Preliminaries on Old Bulgarian corpus building

Tsvetana Dimitrova (The Norwegian University of Technology and Sciences, Trondheim)

In this pilot study, we are reporting some recent attempts on processing of diachronic data of Old Bulgarian texts. This includes description of the process of corpus building, annotation strategy and application of extraction rules to corpus data of Old Bulgarian texts based on a text sample from Codex Marianus (Jagic, 1883/1960) and Codex Suprasliensis [2] (Zaimov & Capaldo, 1982; Vulchanov, 2005). The preliminary process in creating a corpus of Old Bulgarian manuscripts includes morphological annotation and the first attempts for nominal phrases extracting (including prepositional, quantificational, and adjectival phrases), using CLaRK system. (Simov et al. 2001)

Due to a number of empirical problems, concerning the raw data, such as defining clause and phrase boundaries, as well as the basic word form (lemma), variation in orthography and errors, we decide to start the process of linguistic annotation with pos-tagging of nominal constituents, using the including mainly specification of grammatical information about a word token, based on a predefined tag-set.

A possible strategy for a semi-automatic tagging is normalization of the texts - a strategy that has not been followed so far.
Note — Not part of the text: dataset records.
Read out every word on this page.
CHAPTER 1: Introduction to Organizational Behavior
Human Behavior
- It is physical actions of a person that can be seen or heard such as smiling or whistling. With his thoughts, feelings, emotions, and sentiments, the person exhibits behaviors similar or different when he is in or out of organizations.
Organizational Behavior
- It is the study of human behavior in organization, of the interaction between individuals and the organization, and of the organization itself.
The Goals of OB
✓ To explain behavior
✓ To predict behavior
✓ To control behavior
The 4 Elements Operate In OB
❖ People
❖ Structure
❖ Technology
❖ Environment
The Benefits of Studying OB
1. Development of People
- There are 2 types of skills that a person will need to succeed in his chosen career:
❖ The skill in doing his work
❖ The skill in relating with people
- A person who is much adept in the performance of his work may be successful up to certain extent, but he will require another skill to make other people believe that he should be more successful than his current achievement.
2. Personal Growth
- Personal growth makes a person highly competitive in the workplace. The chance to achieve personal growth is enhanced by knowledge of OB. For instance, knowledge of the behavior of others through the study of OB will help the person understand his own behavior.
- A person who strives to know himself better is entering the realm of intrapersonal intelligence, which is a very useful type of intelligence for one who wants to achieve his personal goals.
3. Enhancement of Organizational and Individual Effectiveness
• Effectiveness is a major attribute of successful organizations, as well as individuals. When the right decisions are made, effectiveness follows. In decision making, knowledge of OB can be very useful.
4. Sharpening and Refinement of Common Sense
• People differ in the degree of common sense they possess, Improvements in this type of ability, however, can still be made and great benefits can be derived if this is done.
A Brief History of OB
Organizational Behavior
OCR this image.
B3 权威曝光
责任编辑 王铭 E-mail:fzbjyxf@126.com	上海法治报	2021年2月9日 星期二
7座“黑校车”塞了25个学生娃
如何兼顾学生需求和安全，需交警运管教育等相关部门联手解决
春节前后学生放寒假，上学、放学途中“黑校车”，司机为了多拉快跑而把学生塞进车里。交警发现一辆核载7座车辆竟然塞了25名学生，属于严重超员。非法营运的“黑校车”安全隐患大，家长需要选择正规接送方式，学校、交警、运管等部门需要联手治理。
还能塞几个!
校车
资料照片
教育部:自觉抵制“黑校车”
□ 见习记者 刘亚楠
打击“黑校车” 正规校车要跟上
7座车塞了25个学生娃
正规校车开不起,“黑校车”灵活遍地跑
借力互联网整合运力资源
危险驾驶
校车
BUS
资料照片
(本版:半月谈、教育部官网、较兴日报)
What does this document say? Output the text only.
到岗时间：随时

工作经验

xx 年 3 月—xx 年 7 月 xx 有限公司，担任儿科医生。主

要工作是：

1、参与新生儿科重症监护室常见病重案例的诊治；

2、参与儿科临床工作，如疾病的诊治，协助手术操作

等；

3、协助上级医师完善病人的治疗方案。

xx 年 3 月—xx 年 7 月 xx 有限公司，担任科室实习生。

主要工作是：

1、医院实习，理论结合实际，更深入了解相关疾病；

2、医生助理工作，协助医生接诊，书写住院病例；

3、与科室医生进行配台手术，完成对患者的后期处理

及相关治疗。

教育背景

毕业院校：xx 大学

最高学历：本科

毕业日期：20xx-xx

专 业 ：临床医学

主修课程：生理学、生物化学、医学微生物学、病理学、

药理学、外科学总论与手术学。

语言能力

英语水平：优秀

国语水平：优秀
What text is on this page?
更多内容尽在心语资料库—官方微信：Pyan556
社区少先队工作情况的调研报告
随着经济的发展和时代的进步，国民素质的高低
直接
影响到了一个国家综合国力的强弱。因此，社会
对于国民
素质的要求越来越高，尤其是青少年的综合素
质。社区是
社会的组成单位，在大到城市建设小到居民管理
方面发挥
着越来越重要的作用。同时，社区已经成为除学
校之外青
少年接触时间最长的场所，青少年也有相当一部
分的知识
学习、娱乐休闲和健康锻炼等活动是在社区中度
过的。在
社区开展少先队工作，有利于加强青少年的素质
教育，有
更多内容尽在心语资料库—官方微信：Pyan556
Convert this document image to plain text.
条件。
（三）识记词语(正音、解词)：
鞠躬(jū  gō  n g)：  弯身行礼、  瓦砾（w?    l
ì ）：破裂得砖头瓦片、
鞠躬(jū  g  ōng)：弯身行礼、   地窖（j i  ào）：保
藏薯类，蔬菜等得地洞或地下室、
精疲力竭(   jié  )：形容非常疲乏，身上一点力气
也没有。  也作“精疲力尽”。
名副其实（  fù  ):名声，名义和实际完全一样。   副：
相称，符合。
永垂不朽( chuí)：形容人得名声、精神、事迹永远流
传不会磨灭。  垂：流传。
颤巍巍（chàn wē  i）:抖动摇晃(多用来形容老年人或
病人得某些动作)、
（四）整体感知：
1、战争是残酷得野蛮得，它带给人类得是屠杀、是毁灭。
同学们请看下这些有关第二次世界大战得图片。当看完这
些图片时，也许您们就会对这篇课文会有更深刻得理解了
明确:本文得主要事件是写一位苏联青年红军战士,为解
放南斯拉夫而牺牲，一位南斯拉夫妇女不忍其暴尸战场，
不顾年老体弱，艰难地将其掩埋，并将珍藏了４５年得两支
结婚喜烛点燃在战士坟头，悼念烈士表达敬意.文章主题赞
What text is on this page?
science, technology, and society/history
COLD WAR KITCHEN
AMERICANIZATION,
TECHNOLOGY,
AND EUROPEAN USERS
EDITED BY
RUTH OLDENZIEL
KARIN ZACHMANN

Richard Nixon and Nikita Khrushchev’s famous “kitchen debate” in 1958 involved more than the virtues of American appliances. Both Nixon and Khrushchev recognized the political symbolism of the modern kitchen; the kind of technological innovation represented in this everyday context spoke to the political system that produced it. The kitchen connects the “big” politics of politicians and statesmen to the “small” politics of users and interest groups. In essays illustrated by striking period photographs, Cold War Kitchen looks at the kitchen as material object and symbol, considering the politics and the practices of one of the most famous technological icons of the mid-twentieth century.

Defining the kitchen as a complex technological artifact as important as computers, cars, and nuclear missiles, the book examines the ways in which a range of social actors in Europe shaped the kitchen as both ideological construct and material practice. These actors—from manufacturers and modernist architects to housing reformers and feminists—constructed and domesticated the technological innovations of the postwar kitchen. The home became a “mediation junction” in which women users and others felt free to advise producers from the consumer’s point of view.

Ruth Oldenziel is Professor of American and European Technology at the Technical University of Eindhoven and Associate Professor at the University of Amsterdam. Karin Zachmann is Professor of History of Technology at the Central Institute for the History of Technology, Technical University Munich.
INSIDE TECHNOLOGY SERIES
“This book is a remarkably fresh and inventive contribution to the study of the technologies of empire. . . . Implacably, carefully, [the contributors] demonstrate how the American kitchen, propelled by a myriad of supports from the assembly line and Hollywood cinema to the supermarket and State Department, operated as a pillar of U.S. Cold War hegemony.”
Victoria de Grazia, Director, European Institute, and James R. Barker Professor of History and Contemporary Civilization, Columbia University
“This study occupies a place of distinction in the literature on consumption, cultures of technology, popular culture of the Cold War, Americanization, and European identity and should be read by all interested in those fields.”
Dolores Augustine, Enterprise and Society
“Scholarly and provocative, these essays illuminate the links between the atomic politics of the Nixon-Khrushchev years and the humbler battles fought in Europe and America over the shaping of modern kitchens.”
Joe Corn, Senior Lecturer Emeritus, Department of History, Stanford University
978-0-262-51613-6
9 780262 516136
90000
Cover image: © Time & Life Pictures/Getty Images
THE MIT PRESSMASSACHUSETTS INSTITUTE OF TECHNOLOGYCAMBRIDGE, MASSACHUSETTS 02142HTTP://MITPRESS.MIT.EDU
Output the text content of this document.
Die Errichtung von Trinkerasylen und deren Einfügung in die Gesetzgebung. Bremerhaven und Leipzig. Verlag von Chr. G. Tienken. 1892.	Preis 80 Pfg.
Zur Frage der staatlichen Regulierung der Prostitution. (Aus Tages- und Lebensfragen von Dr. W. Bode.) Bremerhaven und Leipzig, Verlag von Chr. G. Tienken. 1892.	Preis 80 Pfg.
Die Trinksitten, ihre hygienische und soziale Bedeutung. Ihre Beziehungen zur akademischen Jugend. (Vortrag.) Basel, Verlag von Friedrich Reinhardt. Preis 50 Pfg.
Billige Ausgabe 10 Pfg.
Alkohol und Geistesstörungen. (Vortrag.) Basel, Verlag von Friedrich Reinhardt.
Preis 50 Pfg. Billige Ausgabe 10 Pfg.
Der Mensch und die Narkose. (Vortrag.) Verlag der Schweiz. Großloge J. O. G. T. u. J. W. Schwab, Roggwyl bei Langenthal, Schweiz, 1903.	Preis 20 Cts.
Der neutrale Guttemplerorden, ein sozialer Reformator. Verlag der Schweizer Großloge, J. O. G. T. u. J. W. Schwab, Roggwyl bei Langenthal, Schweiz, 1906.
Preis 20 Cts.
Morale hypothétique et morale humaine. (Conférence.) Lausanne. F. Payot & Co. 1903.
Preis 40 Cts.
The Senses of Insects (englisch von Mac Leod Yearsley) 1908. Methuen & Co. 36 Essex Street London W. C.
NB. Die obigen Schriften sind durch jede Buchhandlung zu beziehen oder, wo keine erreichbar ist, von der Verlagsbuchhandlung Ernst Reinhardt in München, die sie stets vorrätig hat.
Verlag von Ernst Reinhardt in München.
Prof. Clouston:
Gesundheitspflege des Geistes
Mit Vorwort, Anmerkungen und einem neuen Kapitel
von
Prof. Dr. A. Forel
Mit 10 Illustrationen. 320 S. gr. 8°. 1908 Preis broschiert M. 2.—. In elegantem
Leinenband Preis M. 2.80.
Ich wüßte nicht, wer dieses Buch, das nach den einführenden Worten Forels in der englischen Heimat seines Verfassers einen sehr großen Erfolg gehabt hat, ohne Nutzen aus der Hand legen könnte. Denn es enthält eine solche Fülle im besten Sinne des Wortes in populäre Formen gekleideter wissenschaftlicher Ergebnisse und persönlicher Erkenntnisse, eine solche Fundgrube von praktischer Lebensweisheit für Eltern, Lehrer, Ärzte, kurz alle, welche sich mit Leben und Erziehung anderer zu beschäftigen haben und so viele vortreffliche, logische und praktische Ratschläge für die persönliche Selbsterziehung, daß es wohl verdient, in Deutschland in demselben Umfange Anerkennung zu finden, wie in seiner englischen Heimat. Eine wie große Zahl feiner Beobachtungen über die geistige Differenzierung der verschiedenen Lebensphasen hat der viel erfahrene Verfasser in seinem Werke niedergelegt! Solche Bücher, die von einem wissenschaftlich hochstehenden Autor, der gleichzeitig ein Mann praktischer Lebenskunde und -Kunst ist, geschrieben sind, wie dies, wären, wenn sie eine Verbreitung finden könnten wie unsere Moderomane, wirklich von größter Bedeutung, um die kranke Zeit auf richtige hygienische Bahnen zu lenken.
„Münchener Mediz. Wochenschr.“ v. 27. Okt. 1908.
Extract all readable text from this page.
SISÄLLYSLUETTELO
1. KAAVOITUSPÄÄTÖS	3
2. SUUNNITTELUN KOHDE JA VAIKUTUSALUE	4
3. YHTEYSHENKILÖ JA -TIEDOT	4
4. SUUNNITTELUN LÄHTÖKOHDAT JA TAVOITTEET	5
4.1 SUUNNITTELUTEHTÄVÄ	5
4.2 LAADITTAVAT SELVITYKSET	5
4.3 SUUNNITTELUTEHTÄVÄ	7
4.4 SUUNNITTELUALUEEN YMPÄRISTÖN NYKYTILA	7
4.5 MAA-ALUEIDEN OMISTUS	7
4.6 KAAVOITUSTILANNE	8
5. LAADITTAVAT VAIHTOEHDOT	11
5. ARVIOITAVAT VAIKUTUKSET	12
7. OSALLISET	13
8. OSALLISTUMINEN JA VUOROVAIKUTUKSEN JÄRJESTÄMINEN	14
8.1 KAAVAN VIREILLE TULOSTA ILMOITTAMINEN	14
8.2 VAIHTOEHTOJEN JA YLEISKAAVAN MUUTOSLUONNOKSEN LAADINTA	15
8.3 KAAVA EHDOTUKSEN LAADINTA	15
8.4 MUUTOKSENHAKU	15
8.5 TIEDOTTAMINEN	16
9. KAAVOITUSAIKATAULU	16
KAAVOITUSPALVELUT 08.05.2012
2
The annotation has been applied manually. However, the process of manual annotation has led us to consider building of a small lexicon that will consist of non-changeable word-forms, such as particles, prepositions, as well as some relatively stable word forms. As a first attempt, it will be possible to build a lexicon for one text.

The process of manual pos-tagging of NP-internal constituents has also led us to a formulation of the basic pattern of NP-internal structure in the sample text (excerpt from Codex Marianus). This stage has been seen as facilitating the semi-automatic annotation of complete NPs, based in concord relations displayed NP-internally. The observations made on the shallow-parsed data from another text (Codex Suprasliensis), consisting of manually extracted nominal phrases (Vulchanov, 2005), have validated most of the proposed NP-internal structure (Dimitrova-Vulchanova, M. & V. Vulchanov 2003; Dimitrova-Vulchanova, M. & V. Vulchanov, in press) for the sample text from Codex Marianus, XML marked-up.

The next step was formulating regular grammars for extracting the NP-phrases, using the CLaRK system (Simov et al. 2001). We have applied grammar rules on a selection of corpus data and compare the extracted phrase units with a selection of manually extracted phrase units. For example, we have applied on the text of (Mar, Mk. 2) a grammar for a nominal phrase with a noun element as a lexical head and an adjectival element in pre- and post-position. The grammar has extracted all 20 NPs, which have been extracted manually, allocated as follows: 19 - with an adjectival element in post-position, and 1 - with the adjectival element in pre-position. The recent grammar has left out the nominal phrase (1) with discontinuous adjectival element.

In this paper, we first explain why the corpus-based approach is relevant for the diachronic data,and discuss some theoretical assumptions about diachronic data. We then introduce the sample corpus data and discuss the principles of annotation in comparison with other pos-annotation schemes for historical language data (for example, Tycho Brahe Parsed Corpus of Historical Portuguese). Finally, we explain the principles of applying grammar rules and discuss the resulting NP-structures extracted, in comparison with manually extracted NP-phrases from the same text.

References

Dimitrova-Vulchanova, M. & V. Vulchanov 2003. - Observations on the ordering of modifiers in nominal expressions in some Old Bulgarian texts with reference to Greek. In: Bogdanova, S. (ed.) Slavia Orthodoxa. Ezik i kultura . Sofia.

Dimitrova-Vulchanova, M. & V. Vulchanov, in press. - An article evolving: the case of Old Bulgarian, In: Anderson, S. & D. Jonas (eds.) DIGS 8 Volume

Jagic, 1883/1960. - Jagic, V. Quattuor evangeliorum versionis palaeoslovenicae codex Marianus glagoliticus . Berlin - St. Petersburg/Graz.

Simov et. al., 2001. - Kiril Simov, Zdravko Peev, Milen Kouylekov, Alexander Simov, Marin Dimitrov, Atanas Kiryakov. 2001. CLaRK - an XML-based System for Corpora Development. In: Proc. of the Corpus Linguistics 2001 Conference, pp. 558-560.

Vulchanov, 2005. - A Specialized Corpus of Old Bulgarian Nominal Expressions from Codex Suprasliensis (Valentin Vulchanov). At: www.hf.ntnu.no/hf/adm/forskning/prosjekter/balkansim/databases.html

Zaimov & Capaldo, 1982. - Zaimov, J. & M. Capaldo (eds.). Suprasâlski ili Retkov Sbornik . Sofia: Izdatelstvo na BAN.